Caltex moves against 35-hour week
By Dave Mizon
MELBOURNE — Delegates and officials from the main unions in the oil industry met with ACTU secretary Bill Kelty on June 14 to discuss a campaign in response to the massive attack by Caltex on the wages and conditions of Kurnell workers.
The meeting decided that Caltex management could be halted only by a concerted campaign by workers at all refineries around Australia. Delegates said that Caltex's attack was not an isolated incident but the opening round of an industry-wide assault on the 35-hour work week.
Core working conditions are under threat, and more than 100 jobs are to go. These will be forced redundancies, with the company nominating who is to go and who is to stay. The major items that the company is seeking to win are:
- a 42-hour week on a four-shift, 12-hour roster. This would mean one whole shift (64 people) could be sacked. The extra two hours over a 40-hour week would be offered back as annual leave. Operators would be expected to spend three to five of their rostered days off per year training as front-line fire fighting crews for no extra pay.
- annualised salaries, which would not contain any identifiable components (eg overtime allowances). This all-up rate would be different for each skill grade but would be fixed. Operators would be obligated to respond to call-ins when they were on their rostered days off. The salaries offered do not reflect current earning capacity but what Caltex thinks each skill capacity is worth. Wages would be paid monthly.

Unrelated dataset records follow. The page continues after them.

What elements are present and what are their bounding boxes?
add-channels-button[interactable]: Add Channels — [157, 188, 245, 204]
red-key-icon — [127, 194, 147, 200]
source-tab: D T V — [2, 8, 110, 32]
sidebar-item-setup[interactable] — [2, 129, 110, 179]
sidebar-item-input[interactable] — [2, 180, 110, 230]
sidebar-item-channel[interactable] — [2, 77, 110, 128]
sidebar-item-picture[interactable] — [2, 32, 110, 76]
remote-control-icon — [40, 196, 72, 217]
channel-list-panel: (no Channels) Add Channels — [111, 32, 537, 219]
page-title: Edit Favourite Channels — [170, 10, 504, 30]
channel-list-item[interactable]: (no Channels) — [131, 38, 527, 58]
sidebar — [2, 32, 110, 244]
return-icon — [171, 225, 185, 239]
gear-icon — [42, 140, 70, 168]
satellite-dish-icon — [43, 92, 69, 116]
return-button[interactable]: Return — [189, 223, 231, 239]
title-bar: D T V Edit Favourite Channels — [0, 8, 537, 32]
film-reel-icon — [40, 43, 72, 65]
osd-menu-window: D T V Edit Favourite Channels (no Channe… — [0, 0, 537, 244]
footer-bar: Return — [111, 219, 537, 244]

- cuts in staffing. Management is proposing that 119 jobs be cut just from operator ranks. These come on top of the 104 sackings that occurred in 1990, yet production rates have remained the same and no new labour-saving technology has been introduced. The company has already advised the union covering the laboratory staff, the AWU, that the lab workers are not qualified to carry out their work, even though some of them have been doing it for 29 years.
- company-controlled individual performance assessments to ensure that the threat of the sack is hanging above workers' heads.
Management's crash through or crash mentality has hardened the resolve of unionists. The stage is now set for a decisive showdown in the oil industry.